Ну, раз великий князь ему прощает — ладно. У Юряты и другие заботы есть, чем думы о татьбе Захаровой. Но тут случай вышел. Как-то, в начале лета еще, возвращаясь со Всеволодом с охоты — выезжали они пробовать новых выжлей, — довелось им ехать мимо стада княжеского. Большое стадо, дорогу перегородило, стали ждать, пока пройдет. Тут случайно взглянул Юрята на одну корову, а у нее примета такая забавная: на плече пятно, на человеческий глаз похожее. Ну — глаз и глаз. Поглядел и забыл. А вчера, к вечеру уже, возвращался от боярина Федора Ноздри после одного делового разговора, и как раз мимо Нездиничевых палат проезжал. Они, Нездиничева родня, широко обстроились, пожаром их не очень задело, а у княгини Марьи помощь получали как горькие погорельцы. Ну и прочие доходы, конечно. Это — дело не наше. А то дело, что баба их дворовая коров загоняла. Вот ту самую корову, с глазом-то, на плече, Юрята увидел — сразу и вспомнил, откуда животное.

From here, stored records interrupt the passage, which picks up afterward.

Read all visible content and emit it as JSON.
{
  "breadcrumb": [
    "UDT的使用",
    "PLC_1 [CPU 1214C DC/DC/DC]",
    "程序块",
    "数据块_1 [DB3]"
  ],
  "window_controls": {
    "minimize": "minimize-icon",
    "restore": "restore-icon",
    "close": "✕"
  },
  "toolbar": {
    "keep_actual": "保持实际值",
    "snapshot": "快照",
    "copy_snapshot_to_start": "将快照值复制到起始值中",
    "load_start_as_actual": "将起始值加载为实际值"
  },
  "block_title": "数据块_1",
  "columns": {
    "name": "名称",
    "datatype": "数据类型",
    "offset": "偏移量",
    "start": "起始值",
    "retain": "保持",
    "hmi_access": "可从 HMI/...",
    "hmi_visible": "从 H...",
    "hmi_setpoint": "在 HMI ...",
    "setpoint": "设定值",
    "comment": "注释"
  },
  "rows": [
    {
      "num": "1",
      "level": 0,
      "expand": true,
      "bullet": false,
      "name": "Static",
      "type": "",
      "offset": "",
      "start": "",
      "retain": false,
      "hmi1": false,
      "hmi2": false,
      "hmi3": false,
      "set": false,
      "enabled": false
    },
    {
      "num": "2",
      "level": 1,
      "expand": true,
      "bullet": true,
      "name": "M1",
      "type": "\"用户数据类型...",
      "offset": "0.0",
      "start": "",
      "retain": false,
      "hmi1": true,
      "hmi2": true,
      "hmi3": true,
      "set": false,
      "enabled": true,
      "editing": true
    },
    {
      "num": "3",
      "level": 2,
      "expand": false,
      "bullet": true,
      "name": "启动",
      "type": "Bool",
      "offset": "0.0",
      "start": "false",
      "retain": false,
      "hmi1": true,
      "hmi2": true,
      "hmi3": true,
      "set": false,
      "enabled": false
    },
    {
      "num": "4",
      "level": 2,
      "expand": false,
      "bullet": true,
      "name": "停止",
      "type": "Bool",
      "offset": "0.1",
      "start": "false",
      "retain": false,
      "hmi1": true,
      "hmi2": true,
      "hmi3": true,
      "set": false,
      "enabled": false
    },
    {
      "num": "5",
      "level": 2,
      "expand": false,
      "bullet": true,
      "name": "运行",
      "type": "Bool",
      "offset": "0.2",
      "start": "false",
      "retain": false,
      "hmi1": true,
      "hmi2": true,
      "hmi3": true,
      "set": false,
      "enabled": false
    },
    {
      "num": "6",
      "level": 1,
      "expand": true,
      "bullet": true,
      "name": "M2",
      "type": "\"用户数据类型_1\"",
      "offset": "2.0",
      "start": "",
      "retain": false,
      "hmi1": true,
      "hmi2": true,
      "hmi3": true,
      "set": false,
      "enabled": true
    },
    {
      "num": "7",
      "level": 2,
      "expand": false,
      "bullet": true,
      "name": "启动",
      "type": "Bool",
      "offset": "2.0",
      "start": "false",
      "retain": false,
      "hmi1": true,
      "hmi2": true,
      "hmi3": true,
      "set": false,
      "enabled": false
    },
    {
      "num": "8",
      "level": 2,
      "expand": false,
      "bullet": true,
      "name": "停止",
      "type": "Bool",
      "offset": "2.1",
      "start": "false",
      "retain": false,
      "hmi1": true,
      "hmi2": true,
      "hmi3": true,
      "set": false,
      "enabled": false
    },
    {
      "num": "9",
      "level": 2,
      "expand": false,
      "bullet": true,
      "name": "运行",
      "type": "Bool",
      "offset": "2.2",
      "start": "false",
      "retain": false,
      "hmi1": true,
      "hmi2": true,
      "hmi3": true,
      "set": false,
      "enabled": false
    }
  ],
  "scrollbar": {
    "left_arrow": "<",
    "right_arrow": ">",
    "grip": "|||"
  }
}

Невелика беда, конечно, а не удержался сегодня, спросил Захара: как молочко-то от княжеской коровки, живот не пучит? Даже не так спросил, чтобы строго, а вроде как бы в шутку. Другой бы на месте Захара тоже отшутился или сказал, что пасет свою корову в княжеском стаде, чтоб за ней лучше присмотр был, или — бык там уж очень хорош, или еще что. А Захар-то как взвился! Раньше, бывало, в глаза глядит преданно, а сейчас силу почувствовал. И побить его неловко — происходило все в княжеских покоях, ждали, когда великий князь выйдет. И смолчать не смог. Вот и пришлось, как святой отец Лука говорит, перебрасываться блядословными укоризнами.

Дурак он, что ли, Захар этот? Не понимает, что своим ором себя с головой выдал. Полный дурак. Дурак-то дурак, а умеет к государю и к княгине подлезть! Обидно за князя и княгиню. Юрята рассказал все жене и чувствовал, как обида понемногу уходит. На себя только осталась: зачем спорил с дураком? Говорят ведь: если увидишь на дороге дерьмо — обойди его, но не трогай, если не хочешь знать, как смердит.

— А знаешь, Любава, что я подумал? — вдруг усмехнулся Юрята. — Ведь корову-то я погубил: Захар ее, поди, сейчас собственноручно кончает. Бедная коровушка!

— У тебя все бедные.

Ответила строго. Была Любава наконец беременна, ее тошнило, и она часто беспричинно сердилась. Вот и сейчас — начала слушать вроде с любопытством, сочувствовала, а под конец построжела.

— Ладно, — примирительно сказал Юрята. Старался не раздражать жену. — Ребята наши где — не знаешь?

— Добрыня — у Прокофия, а Бориска в город подался, знакомого навестить.

— Гляди ты! Порознь стали ходить. Раньше-то все вместе да вместе.

— Так Бориске не захотелось к Прокофию-то. Что он — собак не видал? Ему на людей охота посмотреть.

— И на него чтобы смотрели, — засмеялся Юрята. И, увидев, что Любава начинает сердиться, сказал поспешно: — Да я ведь что, Бориска парень молодой, ему только и покрасоваться сейчас. Потом уж не то.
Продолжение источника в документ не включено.